EMC, in a not-very-well-kept "secret" for the last few weeks, announced May 10 that it is acquiring startup XtremIO, a flash-based storage maker that hasn't even issued its products for general availability yet.
As is customary for its smaller acquisitions, EMC did not reveal the transaction terms. However, industry analysts contacted by eWEEK--who have predicted this move for weeks--are pretty sure that the selling price was in the neighborhood of $425 million.
San Jose, Calif.-based XtremIO, still in beta trials with customers, is among the new generation of storage makers that has optimized solid-state NAND flash disks for the daily pounding of enterprise IT systems.
EMC was not specific about how XtremIO's secret sauce will work its way into the company's already loaded NAND flash product catalog, saying only that "the addition of XtremIO complements the range of EMC flash-based systems."
Like most of its competitors, XtremIO has a scale-out, all-flash clustered storage system for storing primary data from several sources that include dedicated servers, databases and virtualized environments. With workloads becoming larger by the week, faster processing is a highly sought-after commodity.

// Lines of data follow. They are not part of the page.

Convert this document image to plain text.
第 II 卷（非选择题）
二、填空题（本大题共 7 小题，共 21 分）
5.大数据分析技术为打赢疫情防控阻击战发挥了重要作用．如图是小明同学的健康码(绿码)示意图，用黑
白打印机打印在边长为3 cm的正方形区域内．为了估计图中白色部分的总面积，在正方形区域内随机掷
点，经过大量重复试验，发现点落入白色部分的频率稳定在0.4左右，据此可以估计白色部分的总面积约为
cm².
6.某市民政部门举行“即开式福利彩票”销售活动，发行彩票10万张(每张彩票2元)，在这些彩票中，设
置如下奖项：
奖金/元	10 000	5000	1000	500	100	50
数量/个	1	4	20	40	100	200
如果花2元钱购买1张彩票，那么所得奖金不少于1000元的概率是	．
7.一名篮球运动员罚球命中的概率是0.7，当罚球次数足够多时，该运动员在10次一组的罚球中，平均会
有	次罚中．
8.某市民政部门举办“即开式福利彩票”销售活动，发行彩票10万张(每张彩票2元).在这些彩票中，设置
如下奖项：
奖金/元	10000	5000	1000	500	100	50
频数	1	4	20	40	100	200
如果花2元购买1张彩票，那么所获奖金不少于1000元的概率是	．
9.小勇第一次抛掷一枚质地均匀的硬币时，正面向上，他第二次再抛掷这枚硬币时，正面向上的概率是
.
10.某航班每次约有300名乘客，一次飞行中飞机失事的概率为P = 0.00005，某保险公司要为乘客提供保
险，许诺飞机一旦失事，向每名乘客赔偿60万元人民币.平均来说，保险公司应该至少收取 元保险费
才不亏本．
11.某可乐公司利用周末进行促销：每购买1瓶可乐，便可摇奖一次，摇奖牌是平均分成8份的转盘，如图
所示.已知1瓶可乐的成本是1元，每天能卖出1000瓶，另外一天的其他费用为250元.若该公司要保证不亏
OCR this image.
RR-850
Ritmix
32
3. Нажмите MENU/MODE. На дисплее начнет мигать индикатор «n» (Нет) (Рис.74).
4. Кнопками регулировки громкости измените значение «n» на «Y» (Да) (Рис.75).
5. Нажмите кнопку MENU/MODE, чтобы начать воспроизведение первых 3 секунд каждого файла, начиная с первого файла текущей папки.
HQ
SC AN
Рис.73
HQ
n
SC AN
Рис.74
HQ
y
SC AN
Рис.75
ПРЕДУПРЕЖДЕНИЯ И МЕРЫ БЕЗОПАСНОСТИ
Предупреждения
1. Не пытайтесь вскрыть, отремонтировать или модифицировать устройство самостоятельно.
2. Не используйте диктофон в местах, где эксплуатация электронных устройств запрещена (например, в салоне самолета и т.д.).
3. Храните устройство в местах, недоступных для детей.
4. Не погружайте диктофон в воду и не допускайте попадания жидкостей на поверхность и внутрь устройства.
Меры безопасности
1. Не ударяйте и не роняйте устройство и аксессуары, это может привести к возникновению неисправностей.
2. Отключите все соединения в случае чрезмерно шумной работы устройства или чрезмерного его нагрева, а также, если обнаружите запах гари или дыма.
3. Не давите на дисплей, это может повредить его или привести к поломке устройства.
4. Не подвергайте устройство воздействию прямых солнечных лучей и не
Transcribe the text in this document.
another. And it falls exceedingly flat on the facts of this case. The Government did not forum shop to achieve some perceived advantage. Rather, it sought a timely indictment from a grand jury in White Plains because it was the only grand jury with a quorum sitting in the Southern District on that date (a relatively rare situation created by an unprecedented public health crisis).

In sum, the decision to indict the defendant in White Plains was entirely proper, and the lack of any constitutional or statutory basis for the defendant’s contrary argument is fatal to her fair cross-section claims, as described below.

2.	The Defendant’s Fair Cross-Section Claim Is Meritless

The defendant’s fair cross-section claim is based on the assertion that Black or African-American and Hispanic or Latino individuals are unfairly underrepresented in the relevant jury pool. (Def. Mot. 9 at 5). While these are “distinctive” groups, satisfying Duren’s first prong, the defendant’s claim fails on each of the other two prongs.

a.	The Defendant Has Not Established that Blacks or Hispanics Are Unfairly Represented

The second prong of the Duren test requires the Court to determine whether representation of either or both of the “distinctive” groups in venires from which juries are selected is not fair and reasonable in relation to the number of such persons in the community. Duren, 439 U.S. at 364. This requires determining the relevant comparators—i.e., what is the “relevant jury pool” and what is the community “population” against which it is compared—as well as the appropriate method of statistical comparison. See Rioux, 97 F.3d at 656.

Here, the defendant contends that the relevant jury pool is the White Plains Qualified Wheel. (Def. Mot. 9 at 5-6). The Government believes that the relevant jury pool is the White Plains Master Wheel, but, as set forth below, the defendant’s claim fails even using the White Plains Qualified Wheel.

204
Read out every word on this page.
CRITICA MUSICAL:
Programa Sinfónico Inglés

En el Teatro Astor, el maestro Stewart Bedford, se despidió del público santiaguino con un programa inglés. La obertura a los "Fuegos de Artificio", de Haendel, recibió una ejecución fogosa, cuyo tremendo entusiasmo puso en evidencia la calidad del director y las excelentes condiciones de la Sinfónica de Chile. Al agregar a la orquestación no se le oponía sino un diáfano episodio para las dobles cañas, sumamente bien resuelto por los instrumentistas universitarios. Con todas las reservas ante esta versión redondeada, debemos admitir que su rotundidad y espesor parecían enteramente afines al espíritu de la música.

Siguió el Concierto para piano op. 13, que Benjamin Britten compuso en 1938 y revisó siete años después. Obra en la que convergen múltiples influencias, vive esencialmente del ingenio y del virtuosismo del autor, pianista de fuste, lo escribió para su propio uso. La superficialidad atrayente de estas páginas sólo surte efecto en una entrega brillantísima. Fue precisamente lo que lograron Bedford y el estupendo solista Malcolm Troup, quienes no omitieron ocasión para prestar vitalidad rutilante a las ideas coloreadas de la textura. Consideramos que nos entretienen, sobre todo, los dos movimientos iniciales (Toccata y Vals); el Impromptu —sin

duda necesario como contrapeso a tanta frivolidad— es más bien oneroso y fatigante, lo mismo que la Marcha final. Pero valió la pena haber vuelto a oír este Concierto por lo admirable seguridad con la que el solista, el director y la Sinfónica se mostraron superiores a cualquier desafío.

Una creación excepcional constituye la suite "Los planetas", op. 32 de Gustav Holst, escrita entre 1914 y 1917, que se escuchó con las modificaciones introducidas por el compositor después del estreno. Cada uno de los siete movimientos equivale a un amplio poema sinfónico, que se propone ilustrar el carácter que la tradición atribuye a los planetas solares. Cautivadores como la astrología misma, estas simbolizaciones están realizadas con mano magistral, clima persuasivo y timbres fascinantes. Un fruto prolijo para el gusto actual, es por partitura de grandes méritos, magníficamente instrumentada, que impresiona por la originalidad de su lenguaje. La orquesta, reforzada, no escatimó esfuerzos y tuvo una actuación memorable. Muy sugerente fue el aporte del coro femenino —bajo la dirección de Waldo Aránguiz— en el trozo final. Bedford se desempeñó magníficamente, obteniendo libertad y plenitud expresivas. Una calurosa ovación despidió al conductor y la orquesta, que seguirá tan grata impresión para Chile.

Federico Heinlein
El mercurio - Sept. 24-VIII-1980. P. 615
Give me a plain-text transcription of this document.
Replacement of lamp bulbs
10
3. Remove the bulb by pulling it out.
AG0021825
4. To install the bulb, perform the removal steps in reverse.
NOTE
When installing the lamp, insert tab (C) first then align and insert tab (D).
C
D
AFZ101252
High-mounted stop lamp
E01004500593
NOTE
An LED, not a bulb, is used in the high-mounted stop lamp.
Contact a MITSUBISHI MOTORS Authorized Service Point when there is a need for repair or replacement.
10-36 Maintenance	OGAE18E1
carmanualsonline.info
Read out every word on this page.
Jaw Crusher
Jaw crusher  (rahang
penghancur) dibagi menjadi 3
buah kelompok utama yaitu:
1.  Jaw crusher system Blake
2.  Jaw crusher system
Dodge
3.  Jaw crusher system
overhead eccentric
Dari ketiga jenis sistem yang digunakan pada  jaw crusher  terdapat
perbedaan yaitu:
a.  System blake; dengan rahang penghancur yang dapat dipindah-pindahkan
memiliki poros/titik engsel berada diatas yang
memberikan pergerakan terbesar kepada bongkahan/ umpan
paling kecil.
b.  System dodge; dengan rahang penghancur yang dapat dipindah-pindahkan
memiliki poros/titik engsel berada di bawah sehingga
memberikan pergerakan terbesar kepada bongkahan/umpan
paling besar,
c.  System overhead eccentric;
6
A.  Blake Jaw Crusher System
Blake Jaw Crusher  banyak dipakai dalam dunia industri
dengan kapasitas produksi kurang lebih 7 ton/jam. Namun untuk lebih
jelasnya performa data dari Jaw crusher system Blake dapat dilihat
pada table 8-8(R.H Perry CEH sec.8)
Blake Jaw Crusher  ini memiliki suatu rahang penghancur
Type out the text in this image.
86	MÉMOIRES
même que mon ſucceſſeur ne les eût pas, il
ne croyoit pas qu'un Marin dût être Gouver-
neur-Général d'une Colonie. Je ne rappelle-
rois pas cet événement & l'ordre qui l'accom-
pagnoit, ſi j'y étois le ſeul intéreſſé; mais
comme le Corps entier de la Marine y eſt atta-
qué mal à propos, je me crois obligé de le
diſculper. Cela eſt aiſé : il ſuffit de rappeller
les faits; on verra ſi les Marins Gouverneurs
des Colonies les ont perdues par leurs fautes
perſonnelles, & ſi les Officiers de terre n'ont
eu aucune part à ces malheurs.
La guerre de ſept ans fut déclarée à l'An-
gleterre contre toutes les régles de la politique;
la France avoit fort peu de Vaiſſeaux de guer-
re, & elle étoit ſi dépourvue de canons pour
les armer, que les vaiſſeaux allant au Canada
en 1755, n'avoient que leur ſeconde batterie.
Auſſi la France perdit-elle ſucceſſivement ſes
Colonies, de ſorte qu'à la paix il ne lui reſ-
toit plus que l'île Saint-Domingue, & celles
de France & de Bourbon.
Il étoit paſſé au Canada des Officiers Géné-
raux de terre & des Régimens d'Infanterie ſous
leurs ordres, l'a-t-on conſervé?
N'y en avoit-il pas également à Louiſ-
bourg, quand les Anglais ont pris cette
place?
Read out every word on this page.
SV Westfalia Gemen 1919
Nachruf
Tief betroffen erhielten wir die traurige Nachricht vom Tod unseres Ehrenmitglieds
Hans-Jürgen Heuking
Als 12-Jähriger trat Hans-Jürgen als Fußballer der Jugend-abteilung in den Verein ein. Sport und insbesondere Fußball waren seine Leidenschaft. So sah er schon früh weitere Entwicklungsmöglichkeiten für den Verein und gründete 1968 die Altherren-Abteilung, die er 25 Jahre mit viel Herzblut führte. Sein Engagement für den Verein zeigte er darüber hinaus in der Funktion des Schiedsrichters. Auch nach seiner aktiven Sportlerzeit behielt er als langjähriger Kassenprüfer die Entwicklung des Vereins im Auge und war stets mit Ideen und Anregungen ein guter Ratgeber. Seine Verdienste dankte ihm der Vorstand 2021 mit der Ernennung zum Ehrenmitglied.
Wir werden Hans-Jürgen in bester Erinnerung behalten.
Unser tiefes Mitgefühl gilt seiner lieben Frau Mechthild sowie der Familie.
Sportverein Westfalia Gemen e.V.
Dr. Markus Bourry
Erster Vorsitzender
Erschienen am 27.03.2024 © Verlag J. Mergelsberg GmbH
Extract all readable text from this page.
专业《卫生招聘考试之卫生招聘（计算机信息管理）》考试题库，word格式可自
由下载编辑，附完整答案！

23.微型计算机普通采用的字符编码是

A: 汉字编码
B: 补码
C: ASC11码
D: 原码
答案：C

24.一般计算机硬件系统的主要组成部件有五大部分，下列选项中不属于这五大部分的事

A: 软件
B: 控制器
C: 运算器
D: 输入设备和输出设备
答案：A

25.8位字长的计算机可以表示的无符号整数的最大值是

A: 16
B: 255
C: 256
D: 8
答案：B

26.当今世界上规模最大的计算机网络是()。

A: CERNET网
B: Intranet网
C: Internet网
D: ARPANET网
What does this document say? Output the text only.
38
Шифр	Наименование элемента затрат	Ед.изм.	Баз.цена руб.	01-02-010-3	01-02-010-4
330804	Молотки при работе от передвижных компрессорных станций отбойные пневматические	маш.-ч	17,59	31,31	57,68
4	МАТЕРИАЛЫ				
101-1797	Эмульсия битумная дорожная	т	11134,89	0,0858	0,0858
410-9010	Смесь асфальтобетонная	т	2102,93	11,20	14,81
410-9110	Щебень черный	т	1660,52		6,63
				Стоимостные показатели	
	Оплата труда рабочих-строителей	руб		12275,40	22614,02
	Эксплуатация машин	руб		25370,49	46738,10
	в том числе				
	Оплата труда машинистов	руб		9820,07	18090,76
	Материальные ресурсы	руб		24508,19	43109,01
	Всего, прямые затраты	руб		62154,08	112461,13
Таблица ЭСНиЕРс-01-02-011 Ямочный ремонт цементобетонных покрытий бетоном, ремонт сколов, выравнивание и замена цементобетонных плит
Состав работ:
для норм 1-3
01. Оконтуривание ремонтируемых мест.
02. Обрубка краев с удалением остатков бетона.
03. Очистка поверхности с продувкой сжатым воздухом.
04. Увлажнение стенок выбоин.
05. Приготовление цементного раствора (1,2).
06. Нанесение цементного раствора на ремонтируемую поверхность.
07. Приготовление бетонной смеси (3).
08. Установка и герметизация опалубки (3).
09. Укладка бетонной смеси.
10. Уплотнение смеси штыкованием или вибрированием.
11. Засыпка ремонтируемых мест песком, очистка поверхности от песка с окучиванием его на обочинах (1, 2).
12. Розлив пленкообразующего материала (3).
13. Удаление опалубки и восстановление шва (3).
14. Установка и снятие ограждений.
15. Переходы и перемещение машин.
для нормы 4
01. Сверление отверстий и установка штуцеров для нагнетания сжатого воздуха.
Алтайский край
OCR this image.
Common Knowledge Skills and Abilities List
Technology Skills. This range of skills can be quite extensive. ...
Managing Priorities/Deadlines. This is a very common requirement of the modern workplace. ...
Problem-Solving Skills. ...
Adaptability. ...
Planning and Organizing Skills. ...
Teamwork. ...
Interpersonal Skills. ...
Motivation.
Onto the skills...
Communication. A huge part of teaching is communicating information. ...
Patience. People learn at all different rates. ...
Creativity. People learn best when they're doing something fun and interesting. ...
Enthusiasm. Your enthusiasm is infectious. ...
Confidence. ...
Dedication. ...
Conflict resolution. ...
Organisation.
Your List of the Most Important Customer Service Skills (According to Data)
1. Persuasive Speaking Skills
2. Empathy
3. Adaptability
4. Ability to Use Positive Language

Other key players in this sector include Fusion i-o, Violin Memory, SolidFire, Kaminario and Tintri. It would be no surprise to many data storage sector observers to see one or more of these companies also be acquired in the next few weeks or months.
"EMC's purchase is a great endorsement of the flash market, but, in our opinion, this transaction is about much more than flash," Jay Prassl, Vice-President of Marketing at SolidFire, told eWEEK via email.
"Flash is not new to EMC. What is new are the architectural complexities that come with an all-flash scale-out storage system. The use of flash at scale poses a complex problem set that is not suited to traditional storage architectures, and XtremeIO may allow them to skip an architectural redesign."